Domingo, 22. Día noveno
Pues mira, el coletas no ha quitado la misa de la tele. Decido darle una sorpresa a mi madre y prepararle un desayuno como de hotel, más o menos. ¿Se puede desayunar oyendo misa? ¿No había que ir en ayunas?
Hago el café, tuesto pan, estreno la mantequilla –esta vez no ha caducado−, saco del bote la Mermelada de naranja amarga con chocolate, que me regalaron las chicas de Elasun en agradecimiento por unos posts para que no sepa de qué es; si lo sabe, no se la tomará. Decido también cocer unos huevos duros.
Justo cuando suena la señal que avisa de desenchufar la maquinita aparece mi madre. Alucina al verla. ¿No sabes cocer los huevos como Dios manda? Coge uno y gracias a los callos de su mano apenas se quema. Lo pela con facilidad; le gusta. No está mal, dice, y le explico cómo funciona. ¿Y si lo quiero pasado por agua? Ni idea, respondo. En agua, era el tiempo de rezar el credo, me dice.
Pues lo tengo claro. Aunque siempre puedo experimentar con mi gallinita. Confirmo su tesis en las redes, pero encuentro dos credos, una largo y otro corto. Además, ¿no lo habían cambiado? ¿o era el Padre Nuestro? Acompaño a mi madre durante la misa, con los dos credos a la vista, para ver cuál es el bueno. ¿Pues no se sonríe la bribona cuando me ve a su lado? Eso sí, tengo que mirarla de reojo para saber qué toca hacer, como en los entierros.

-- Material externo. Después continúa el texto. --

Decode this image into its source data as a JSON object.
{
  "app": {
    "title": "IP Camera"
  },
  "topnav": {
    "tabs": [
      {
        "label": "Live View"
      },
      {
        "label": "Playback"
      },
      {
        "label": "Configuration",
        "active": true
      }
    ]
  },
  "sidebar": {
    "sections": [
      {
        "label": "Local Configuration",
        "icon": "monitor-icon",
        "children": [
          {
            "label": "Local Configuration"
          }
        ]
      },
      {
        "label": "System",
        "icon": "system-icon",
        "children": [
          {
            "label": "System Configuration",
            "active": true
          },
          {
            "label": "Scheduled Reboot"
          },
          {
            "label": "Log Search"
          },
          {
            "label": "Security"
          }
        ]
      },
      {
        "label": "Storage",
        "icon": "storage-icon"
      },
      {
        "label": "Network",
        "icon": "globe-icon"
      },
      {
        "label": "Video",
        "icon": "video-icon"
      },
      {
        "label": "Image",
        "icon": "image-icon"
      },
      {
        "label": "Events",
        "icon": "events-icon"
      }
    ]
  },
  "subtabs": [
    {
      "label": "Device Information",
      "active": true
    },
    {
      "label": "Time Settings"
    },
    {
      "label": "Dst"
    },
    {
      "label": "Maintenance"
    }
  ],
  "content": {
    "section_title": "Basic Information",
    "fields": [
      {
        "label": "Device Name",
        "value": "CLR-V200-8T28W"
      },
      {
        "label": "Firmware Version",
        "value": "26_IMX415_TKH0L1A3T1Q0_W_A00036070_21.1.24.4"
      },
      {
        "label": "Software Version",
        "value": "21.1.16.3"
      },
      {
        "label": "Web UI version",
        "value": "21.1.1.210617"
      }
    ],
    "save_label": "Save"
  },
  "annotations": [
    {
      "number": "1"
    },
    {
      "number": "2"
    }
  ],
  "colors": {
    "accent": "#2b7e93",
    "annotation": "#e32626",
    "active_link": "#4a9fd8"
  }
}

Navego disimuladamente. Mi foto de Instagram, esa debilidad materna, tiene centenares de likes y decenas de comentarios. A favor y en contra. Hiperventilo. ¿Cómo justifico haber subido un cocido, sin los preceptivos trozos de gallina y morcillo? El pijo de arriba tendría berza, pero no las carnes. Me enrollo hablando de la Ruta del cocido, que se ha tenido que terminar antes de tiempo, la solidaridad con los hosteleros, la llegada de la primavera, etc. No parece que pierda seguidores.
Grita mi madre; que le ayude en la cocina. Me había olvidado de ella. Bate un huevo hijo mío, que yo no puedo por la artritis. Una sopa humea en la cazuela, no la de 20 litros, la mía, de apenas uno. Eso va a ir de extremos. Parece la del cocido, pero huele diferente… y bien. He echado esa verdura seca que tenías y también el trigo raro ese, me explica; lo que había. ¡Díos mío! Alga kombu y quinoa. Moderna por equivocación.
Bato el huevo y aprendo a empanar filetes: harina > huevo > pan rallado. Evito explicarle que no es pan rallado, sino panko. Muy usado en la cocina japonesa, se hace con miga –de pan japonés, obviamente, que lleva leche−, nunca corteza, que se pica fresca, en trozos irregulares y gruesos para secarse al horno. Se logra una textura más gruesa y es más digestivo, porque absorbe menos aceite.
Empanar –¿empankar?− no es tan difícil, una vez que se memoriza el orden. Abro una lata de piquillos y nos vamos a comer. No me resisto a fotografiar la sopa; eso sí, en un cuenco oriental y disponiendo con gusto los elementos. La guardo.
Mientras ella sigue a Marianico el Corto, perdón, Miguel Ángel Tirado, decido subir la foto. Y todo un discurso sobre la fusión de cocinas, la sopa de cocido y la cultura de los japoneses, el auge de la quinoa peruana. Mola.
Superado el fin de semana, mañana afrontaremos la ¿normalidad laborable?